O vereador João Parreira afirma que o secretário municipal de Finanças, Raul Gomes Duarte Neto, também foi gravado. Segundo o vereador, Duarte fala sobre os problemas que envolvem a administração e indica nomes e situações.

“O secretário de Finanças apresenta informações extremamente graves sobre o governo. Mas eu só tenho a tribuna da Câmara para divulgar a gravação. Acredito que o promotor vai poder liberar o conteúdo rapidamente para a opinião pública”, cita.

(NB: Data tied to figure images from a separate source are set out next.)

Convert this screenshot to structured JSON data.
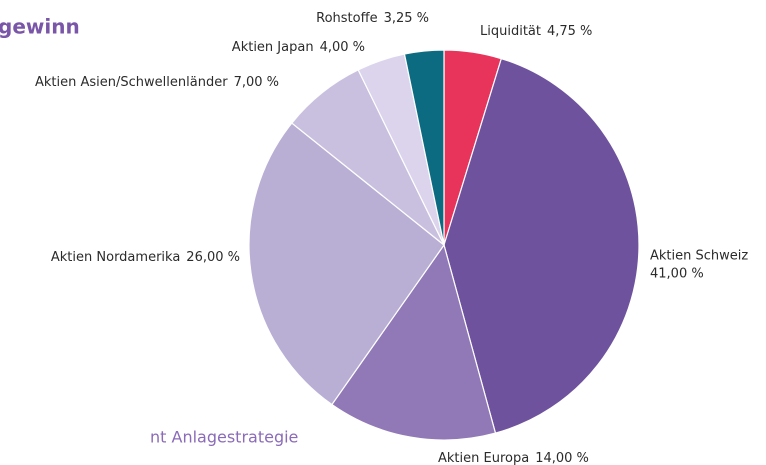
{
  "chart_data": {
    "type": "pie",
    "title": "gewinn",
    "subtitle": "nt Anlagestrategie",
    "categories": [
      "Liquidität",
      "Aktien Schweiz",
      "Aktien Europa",
      "Aktien Nordamerika",
      "Aktien Asien/Schwellenländer",
      "Aktien Japan",
      "Rohstoffe"
    ],
    "values": [
      4.75,
      41,
      14,
      26,
      7,
      4,
      3.25
    ],
    "value_labels": [
      "4,75 %",
      "41,00 %",
      "14,00 %",
      "26,00 %",
      "7,00 %",
      "4,00 %",
      "3,25 %"
    ],
    "colors": [
      "#e8345a",
      "#6e529e",
      "#9079b6",
      "#b9aed4",
      "#c9c0e0",
      "#dbd4ec",
      "#0c6b80"
    ]
  }
}
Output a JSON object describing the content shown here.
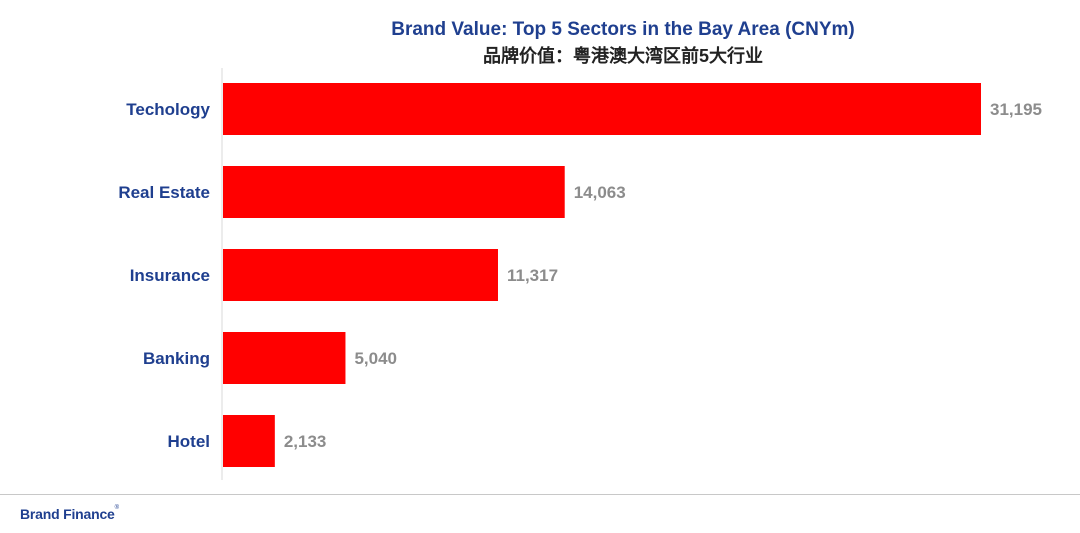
{
  "chart_data": {
    "type": "bar",
    "orientation": "horizontal",
    "title": "Brand Value: Top 5 Sectors in the Bay Area (CNYm)",
    "subtitle": "品牌价值：粤港澳大湾区前5大行业",
    "categories": [
      "Techology",
      "Real Estate",
      "Insurance",
      "Banking",
      "Hotel"
    ],
    "values": [
      31195,
      14063,
      11317,
      5040,
      2133
    ],
    "value_labels": [
      "31,195",
      "14,063",
      "11,317",
      "5,040",
      "2,133"
    ],
    "xlim": [
      0,
      31195
    ],
    "grid": false,
    "legend": "none",
    "bar_color": "#ff0000"
  },
  "footer": {
    "brand": "Brand Finance",
    "mark": "®"
  },
  "colors": {
    "title": "#1f3f8f",
    "subtitle": "#222222",
    "category_label": "#1f3f8f",
    "value_label": "#8c8c8c",
    "bar": "#ff0000",
    "axis": "#d9d9d9"
  }
}
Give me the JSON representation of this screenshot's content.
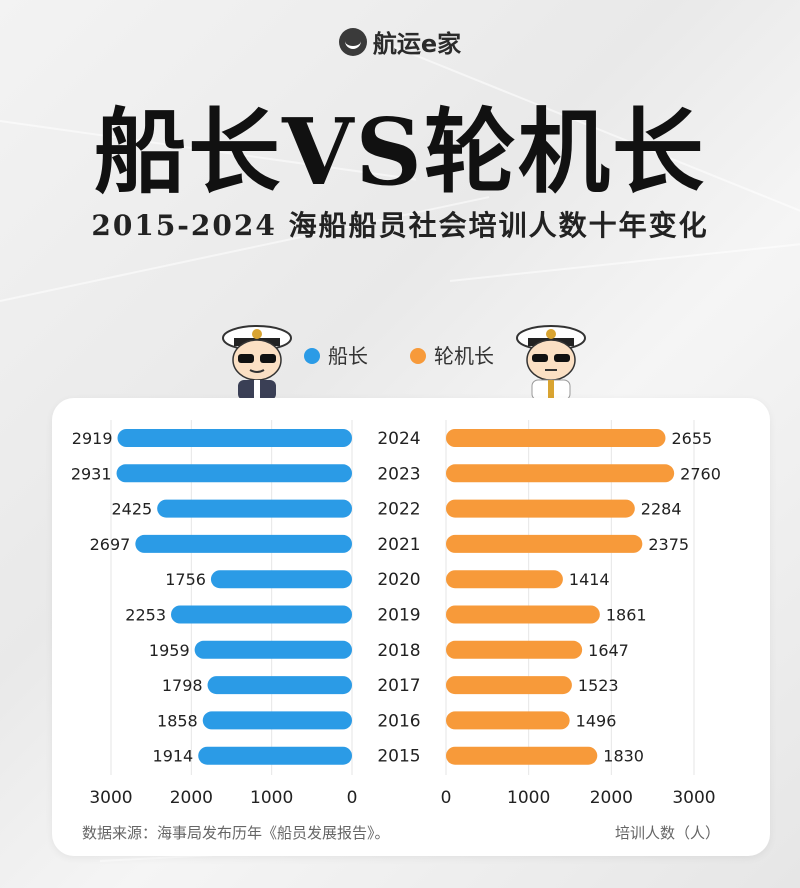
{
  "brand": {
    "name": "航运e家"
  },
  "title": "船长VS轮机长",
  "subtitle": "2015-2024 海船船员社会培训人数十年变化",
  "legend": [
    {
      "label": "船长",
      "color": "#2b9be6"
    },
    {
      "label": "轮机长",
      "color": "#f79a3a"
    }
  ],
  "chart_data": {
    "type": "bar",
    "orientation": "horizontal-butterfly",
    "categories": [
      "2024",
      "2023",
      "2022",
      "2021",
      "2020",
      "2019",
      "2018",
      "2017",
      "2016",
      "2015"
    ],
    "series": [
      {
        "name": "船长",
        "color": "#2b9be6",
        "values": [
          2919,
          2931,
          2425,
          2697,
          1756,
          2253,
          1959,
          1798,
          1858,
          1914
        ]
      },
      {
        "name": "轮机长",
        "color": "#f79a3a",
        "values": [
          2655,
          2760,
          2284,
          2375,
          1414,
          1861,
          1647,
          1523,
          1496,
          1830
        ]
      }
    ],
    "left_ticks": [
      "3000",
      "2000",
      "1000",
      "0"
    ],
    "right_ticks": [
      "0",
      "1000",
      "2000",
      "3000"
    ],
    "xlim": [
      0,
      3000
    ],
    "unit_label": "培训人数（人）",
    "source": "数据来源：海事局发布历年《船员发展报告》。"
  }
}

O parlamentar acrescenta que Raul Duarte não foi o único a ser gravado. “Do governo, não é só o Raul (secretário) que está nestas gravações. São problemas do governo de conhecimento interno, que mais gente comenta”.

O objetivo das gravações de conversas com membros do governo será, segundo o denunciante, demonstrar que o tema era de conhecimento dentro do Poder Executivo.

João Parreira argumenta que usou o expediente para mostrar que o prefeito Nilson Costa não toma providências. “Eu presidi a CEI da Carne e o prefeito saiu batendo no peito que não havia irregularidade em seu governo e que recebeu um atestado de idoneidade. Pois o seu secretário, Raul Duarte, fala sobre problemas de sua gestão e aponta onde eles estão, debaixo dos olhos do prefeito”.